Nesse sentido, precisamos ter a sabedoria para produzir e consumir nos limites
ecológicos ou iremos transferir a conta – no tempo profundo – para os espécimes
(chamemos de gerações!) futuros. Esta é a regra (de acordo com o atual estágio de
conhecimento) da qual são corolários os paradigmas como - menos, porém melhor;
substituição do quantitativo pelo qualitativo e participativo; modificação da máquina de
consumo e lucro (exagerado, quero crer); intoxicações consumidoras que nos
impulsionam; normas de qualidade – todas invenções humanas.

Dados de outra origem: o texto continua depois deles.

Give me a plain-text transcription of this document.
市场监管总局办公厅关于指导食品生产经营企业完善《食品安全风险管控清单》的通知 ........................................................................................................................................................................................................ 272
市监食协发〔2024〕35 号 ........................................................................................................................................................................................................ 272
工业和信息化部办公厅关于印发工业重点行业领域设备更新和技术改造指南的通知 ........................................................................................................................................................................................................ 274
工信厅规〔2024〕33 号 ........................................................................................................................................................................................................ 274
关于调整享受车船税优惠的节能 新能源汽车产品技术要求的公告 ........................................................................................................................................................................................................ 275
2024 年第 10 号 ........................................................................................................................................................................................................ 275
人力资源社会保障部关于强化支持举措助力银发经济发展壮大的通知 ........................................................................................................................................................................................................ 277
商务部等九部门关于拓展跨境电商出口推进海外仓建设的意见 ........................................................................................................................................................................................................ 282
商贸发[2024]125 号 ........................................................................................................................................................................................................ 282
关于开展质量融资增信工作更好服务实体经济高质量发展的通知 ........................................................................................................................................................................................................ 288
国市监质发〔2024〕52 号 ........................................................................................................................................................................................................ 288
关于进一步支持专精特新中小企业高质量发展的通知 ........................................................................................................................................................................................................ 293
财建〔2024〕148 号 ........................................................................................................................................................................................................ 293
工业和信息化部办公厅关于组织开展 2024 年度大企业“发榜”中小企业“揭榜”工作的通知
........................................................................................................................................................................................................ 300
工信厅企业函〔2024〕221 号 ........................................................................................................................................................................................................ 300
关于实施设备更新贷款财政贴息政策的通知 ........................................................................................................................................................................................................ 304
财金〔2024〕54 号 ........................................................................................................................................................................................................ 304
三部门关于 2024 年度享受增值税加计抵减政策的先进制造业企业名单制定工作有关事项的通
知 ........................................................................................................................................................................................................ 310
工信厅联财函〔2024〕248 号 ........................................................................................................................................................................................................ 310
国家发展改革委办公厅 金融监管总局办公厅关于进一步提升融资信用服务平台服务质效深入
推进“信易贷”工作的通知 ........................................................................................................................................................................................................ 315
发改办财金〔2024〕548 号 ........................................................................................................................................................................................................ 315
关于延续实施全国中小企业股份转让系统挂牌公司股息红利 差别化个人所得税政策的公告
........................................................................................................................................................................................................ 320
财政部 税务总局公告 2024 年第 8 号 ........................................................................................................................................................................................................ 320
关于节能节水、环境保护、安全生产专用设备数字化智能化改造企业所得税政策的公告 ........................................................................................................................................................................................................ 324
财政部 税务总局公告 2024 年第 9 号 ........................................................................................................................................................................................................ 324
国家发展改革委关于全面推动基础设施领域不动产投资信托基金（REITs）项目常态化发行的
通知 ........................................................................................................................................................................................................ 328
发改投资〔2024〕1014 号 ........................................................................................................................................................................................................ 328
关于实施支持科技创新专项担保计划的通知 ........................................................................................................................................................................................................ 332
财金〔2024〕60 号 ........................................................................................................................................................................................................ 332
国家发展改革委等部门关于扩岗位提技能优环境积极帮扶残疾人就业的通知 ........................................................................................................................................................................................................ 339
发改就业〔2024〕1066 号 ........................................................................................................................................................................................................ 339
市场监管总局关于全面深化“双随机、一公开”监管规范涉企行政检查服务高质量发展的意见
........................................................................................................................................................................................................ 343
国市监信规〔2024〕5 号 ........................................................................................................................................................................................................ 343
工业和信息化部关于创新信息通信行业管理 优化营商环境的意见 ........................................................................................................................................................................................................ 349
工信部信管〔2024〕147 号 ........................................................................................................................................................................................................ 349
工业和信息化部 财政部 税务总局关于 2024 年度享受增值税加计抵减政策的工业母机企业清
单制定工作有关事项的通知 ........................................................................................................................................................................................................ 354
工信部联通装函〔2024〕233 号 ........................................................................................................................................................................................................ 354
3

A propósito: A Pegada ecológica (apesar das restrições quanto à objetividade) mostra
quanto em hectares de área bioprodutiva é necessário para suprimento de recursos para
alimentação, habitação, transporte e outros bens, por habitante de determinada
população. Usando-se o calendário de 12 meses, os humanos exauriram, no dia 19 de
agosto de 2014, o orçamento (poupança) da natureza para 2014. Os 4 meses seguintes
irão consumir o capital e provocar déficit de “capital”. Quem paga a conta? Os países
(pessoas) de países exportadores de recursos naturais e serviços ecossistêmicos
embutidos em produtos e serviços comercializados, principalmente comódites.